X23 slashed through the DNA scanner and ripped out the wires she'd exposed. Then she set to work carving an entrance in the door - not difficult, given that adamantium could cut through vanadium steel like a hot knife through butter, and the stuff the door had been made from was nowhere near as tough as vanadium steel.
When she'd hacked out enough of a gap, she slipped through and found herself in an office. Larger than the corridor, spacious enough to accommodate a lot of unnecessary junk, it clearly belonged to someone important, probably the person whose scent had been strongest. She moved through the office warily, senses on high alert. Someone - no, two people, related - had been in this space recently. One had been full of anxiety. The other was angry but not overly worried. Things had been gathered hastily, thrown together. The departure had been equally swift.

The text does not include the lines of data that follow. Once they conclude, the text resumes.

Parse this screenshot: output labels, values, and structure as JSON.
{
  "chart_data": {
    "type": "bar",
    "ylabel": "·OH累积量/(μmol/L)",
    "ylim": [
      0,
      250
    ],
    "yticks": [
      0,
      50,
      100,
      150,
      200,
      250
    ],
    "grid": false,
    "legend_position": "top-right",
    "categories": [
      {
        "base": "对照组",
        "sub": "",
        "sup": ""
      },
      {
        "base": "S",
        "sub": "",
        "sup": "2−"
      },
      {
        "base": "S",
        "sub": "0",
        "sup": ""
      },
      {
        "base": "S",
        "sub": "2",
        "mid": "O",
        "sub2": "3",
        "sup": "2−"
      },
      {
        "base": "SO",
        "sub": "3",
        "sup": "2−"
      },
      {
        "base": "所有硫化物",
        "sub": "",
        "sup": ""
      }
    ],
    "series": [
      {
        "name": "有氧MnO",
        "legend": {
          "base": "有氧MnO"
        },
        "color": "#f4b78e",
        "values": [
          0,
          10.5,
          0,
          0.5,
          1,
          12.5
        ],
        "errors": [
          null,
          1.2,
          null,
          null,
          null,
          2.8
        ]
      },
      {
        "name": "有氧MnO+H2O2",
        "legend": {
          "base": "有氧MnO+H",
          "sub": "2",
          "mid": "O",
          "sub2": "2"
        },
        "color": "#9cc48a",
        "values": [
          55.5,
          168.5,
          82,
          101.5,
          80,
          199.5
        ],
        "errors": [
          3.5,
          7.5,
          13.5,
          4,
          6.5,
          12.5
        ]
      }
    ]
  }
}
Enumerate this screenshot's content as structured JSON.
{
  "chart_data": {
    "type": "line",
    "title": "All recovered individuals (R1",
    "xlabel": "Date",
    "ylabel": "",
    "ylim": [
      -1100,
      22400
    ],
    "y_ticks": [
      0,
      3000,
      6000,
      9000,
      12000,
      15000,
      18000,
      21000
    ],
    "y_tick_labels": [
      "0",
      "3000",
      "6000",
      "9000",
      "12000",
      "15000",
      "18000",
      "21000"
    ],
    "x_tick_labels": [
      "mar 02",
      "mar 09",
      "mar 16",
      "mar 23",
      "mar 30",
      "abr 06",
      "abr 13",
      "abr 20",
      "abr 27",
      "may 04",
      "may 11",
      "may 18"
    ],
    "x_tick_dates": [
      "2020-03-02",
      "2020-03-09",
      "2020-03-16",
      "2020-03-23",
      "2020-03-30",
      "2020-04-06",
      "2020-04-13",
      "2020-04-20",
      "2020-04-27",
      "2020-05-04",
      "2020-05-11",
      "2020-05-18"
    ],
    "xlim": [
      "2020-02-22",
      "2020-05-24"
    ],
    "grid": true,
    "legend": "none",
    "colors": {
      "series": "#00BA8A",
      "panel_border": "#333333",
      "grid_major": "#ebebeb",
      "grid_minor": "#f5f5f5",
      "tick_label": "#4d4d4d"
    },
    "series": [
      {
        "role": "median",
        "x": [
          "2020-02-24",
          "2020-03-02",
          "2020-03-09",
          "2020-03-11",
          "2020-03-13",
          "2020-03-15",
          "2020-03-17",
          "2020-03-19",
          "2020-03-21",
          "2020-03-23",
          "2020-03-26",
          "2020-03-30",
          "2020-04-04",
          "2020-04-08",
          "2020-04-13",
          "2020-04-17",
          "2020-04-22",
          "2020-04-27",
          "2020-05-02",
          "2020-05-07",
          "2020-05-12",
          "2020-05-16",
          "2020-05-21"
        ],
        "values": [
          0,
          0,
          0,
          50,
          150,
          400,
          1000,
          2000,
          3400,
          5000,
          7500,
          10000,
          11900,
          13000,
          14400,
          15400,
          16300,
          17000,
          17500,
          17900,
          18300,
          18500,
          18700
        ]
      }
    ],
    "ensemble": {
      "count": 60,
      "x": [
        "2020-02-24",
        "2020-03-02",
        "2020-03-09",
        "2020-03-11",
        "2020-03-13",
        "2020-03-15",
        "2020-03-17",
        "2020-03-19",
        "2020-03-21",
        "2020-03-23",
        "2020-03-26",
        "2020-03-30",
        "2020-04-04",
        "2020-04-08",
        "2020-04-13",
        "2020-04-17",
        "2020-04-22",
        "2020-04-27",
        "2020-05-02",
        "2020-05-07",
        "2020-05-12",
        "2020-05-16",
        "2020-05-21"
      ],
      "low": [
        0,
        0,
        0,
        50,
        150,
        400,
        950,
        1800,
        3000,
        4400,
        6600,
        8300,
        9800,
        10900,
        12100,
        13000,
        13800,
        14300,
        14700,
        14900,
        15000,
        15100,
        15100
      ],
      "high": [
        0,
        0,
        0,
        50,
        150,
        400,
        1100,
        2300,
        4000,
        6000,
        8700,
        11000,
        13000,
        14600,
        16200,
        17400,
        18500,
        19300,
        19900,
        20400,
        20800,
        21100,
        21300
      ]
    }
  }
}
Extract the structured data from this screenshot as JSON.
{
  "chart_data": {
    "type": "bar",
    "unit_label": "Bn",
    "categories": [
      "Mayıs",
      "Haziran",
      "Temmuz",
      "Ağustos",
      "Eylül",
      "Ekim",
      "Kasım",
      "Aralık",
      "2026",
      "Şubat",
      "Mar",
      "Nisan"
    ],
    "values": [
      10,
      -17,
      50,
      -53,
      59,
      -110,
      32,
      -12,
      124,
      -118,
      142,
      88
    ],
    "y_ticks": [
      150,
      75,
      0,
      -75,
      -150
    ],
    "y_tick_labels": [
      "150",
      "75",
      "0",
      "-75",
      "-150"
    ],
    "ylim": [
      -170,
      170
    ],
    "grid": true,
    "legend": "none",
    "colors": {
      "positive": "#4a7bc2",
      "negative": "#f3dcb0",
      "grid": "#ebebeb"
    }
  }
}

On a desk she found papers addressed to and signed by Bolivar Trask. This was it, then. She wouldn't get better access to what she wanted. And yet she couldn't find anything. Frustration bubbled up her spine; the information had been practically plastered all over the minor HYDRA base where she'd first seen it - the last HYDRA base she'd leveled. But here, where it was supposed to be, she was finding nothing.
Her search had taken less than a minute. She moved to the computer and spent a few moments checking that, found it had been purged. Nothing of value to her, nothing pertaining to the Master Mold project, remained.
She would have to find another route. Training suggested a living source of information.
Growling softly, she returned to the hallway and found that the unconscious soldier had vanished, leaving most of his gear behind. That brought mixed feelings and she was too wired to begin to want to name them. His scent trail led away, towards an alcove she hadn't noticed before; an exit of some kind, obviously. The two scents from the office also led that way. She went to investigate and discovered an elevator, too small to be anything besides a private emergency route.
The elevator itself was gone but a ladder was bolted to one wall of the shaft, and leaning in she could perceive the guard clambering through an open door on a higher level. That explained the ditched gear - too heavy for a fast climb. He must have been playing dead as well, she realized, and felt a kind of grudging respect.
She came back to the middle of the corridor when the discarded comm gear crackled faintly to life. It had been damaged by her earlier blows and she had to crouch down to hear better. "- Trask on level fifteen, needs escort to Master Mold -"
Living source of information. Bolivar Trask met that requirement - for now.
X23 popped a claw through the comm gear to prevent anyone else from using it. The shower of sparks burned her face, but she ignored the dozens of small pains until she was certain that the equipment was destroyed. Then she turned and sprinted for the elevator, and beyond that, level fifteen.